Canadian copyright law does provide a defence for ‘fair dealing’ – you can use any work for the purpose of private study, research, criticism, review, or newspaper summary.

Canadian courts, however, have tended to interpret the fair-dealing provision quite strictly. Any parodist which has taken a fair portion of an original work in creating their satire may have a difficult uphill challenge in convincing the court that it should be protected as a valid form of ‘criticism’ under the Copyright Act.

In fact, the federal court in the Michelin case expressly stated that under Canadian copyright law, ‘criticism’ is not synonymous with parody and does not therefore exist as an exception to copyright infringement.

American courts appear to give parodists more leeway. They have acknowledged that under the u.s. ‘fair use’ defense, parodists may criticize and comment another’s copyrighted work and will generally only lose protection if more of the work is used than is necessary to recall or ‘conjure up’ the object of the satire.

Paramount Pictures was recently sued for its advertisement for Naked Gun: The Final Insult 33 1/3 by celebrity photographer Annie Liebovitz for copyright infringement. Liebovitz claimed that Paramount had infringed the copyright to her famous nude shot of a pregnant Demi Moore, which appeared on the August 1991 cover of Vanity Fair. Paramount’s ad featured a photo of actor Leslie Nielsen’s head superimposed on the naked body of a pregnant model and was posed in a position similar to Moore’s.

Paramount agreed that it had copied Liebovitz’s photo, and that its ad was so similar to the Vanity Fair photo that it could avoid liability only if its ad was a ‘fair use.’

Liebovitz lost at trial and argued on appeal that because the studio’s use was commercial, it should receive little protection under the fair use doctrine.

The Court of Appeals disagreed with her and ruled in Paramount’s favor.
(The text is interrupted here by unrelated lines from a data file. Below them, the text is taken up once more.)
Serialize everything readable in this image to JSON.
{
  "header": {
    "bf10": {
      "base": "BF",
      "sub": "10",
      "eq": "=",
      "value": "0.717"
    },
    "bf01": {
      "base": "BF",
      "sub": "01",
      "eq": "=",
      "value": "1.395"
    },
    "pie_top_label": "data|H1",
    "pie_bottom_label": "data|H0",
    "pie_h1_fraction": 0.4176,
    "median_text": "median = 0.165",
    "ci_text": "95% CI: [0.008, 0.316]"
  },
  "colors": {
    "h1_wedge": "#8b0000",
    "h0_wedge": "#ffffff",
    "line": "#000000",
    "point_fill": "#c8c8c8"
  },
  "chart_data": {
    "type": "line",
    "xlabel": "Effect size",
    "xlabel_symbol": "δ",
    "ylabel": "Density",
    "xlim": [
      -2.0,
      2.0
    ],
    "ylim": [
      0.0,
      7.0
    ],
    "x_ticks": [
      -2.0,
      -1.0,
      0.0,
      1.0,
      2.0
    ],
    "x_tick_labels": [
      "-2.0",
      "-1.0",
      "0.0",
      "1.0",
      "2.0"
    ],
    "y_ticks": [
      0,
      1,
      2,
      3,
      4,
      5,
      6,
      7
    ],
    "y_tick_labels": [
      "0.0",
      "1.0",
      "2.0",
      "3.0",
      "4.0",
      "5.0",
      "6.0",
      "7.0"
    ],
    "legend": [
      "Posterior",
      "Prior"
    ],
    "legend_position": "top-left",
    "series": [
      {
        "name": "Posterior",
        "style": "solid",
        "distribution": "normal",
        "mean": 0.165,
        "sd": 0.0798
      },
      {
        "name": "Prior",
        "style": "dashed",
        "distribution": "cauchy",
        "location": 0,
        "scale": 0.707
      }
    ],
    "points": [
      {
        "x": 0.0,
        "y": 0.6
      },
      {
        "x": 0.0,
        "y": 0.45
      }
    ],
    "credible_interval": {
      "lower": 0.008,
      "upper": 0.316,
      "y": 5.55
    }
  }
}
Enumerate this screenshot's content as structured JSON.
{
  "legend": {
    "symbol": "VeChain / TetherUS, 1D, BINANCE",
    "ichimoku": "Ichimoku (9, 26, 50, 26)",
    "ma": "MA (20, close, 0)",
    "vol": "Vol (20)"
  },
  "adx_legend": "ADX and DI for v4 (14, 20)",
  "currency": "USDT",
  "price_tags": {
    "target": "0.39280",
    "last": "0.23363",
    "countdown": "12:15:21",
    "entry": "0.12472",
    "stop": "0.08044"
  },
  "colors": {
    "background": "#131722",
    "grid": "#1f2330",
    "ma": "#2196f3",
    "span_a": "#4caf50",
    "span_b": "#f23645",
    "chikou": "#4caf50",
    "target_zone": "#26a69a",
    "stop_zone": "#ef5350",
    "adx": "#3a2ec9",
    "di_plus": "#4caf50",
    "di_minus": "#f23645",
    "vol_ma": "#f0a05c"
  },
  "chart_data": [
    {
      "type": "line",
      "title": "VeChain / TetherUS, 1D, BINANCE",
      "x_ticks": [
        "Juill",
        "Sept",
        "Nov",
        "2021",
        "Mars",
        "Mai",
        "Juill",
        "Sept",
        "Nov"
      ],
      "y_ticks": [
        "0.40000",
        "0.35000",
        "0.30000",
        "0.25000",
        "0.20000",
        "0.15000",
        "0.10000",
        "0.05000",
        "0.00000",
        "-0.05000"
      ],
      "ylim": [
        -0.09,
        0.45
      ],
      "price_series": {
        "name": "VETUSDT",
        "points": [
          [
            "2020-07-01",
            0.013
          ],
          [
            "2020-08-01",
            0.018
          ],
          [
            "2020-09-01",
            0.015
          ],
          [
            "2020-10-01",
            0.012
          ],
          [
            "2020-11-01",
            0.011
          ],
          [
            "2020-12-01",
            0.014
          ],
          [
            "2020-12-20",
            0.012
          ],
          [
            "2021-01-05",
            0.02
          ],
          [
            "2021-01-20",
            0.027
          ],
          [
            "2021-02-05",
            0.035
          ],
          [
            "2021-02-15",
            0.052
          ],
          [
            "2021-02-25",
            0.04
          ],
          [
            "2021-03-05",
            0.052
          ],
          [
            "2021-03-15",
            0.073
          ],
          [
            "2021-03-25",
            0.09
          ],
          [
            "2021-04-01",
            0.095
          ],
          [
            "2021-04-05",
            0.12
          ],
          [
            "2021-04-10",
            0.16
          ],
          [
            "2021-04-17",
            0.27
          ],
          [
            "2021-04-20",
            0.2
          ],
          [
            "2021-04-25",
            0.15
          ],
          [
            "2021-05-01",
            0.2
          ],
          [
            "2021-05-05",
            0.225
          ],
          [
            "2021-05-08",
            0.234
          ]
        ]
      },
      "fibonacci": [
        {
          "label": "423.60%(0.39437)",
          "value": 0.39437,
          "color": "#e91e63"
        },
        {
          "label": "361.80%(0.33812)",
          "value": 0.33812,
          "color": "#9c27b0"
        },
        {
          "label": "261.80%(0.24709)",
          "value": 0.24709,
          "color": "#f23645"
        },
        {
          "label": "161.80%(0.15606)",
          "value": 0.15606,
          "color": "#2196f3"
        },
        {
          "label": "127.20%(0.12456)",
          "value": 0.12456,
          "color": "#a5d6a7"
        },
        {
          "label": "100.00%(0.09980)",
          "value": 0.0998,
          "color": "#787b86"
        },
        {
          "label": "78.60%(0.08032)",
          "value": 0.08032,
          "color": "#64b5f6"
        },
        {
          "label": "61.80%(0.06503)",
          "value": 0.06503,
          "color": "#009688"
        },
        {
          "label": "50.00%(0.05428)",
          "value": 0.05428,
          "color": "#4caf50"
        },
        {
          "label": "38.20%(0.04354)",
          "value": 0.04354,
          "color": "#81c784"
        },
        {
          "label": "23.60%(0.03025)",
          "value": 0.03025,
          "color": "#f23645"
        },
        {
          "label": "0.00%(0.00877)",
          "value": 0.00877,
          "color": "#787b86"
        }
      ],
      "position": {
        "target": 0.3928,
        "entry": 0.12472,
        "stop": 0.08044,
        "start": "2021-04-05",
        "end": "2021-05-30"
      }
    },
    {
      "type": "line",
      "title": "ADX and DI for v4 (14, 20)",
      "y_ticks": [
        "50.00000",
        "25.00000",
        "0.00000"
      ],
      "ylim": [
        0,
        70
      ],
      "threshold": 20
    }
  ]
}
The judge held that although in the past American courts had tended to view commercial uses as presumptively unfair, the position is now that commercial uses merely tend to weigh against fair use.

The Paramount decision follows the reasoning in the 2 Live Crew case in which Roy Orbison’s publisher sued the rap music group, alleging that their Pretty Woman recording infringed the copyright to Orbison’s ballad. The music publisher argued that the commercial nature of the 2 Live Crew parody made it presumptively unfair.

The Court of Appeals agreed, but its decision was reversed by the Supreme Court, which held that a work’s commercial nature is only one element of the enquiry into the purpose and character of a parody.

The commercial aspect of parodies is what most often means legal headaches for filmmakers, broadcasters and publishers.

Although the decision in the Paramount case seems to indicate a shift in the u.s. judicial thinking about the extent to which the commercial nature of a parody should be a primary factor in determining its level of protection, the law in Canada remains unclear.

The prudent parodist should therefore still be wary of copying protected works for solely commercial purposes. Although writers may believe their satires are witty, creative, and entertaining, the owner of the original may not be quite so amused.

(This article contains general comments only. It is not intended to be exhaustive and should not be considered as advice on any particular situation.)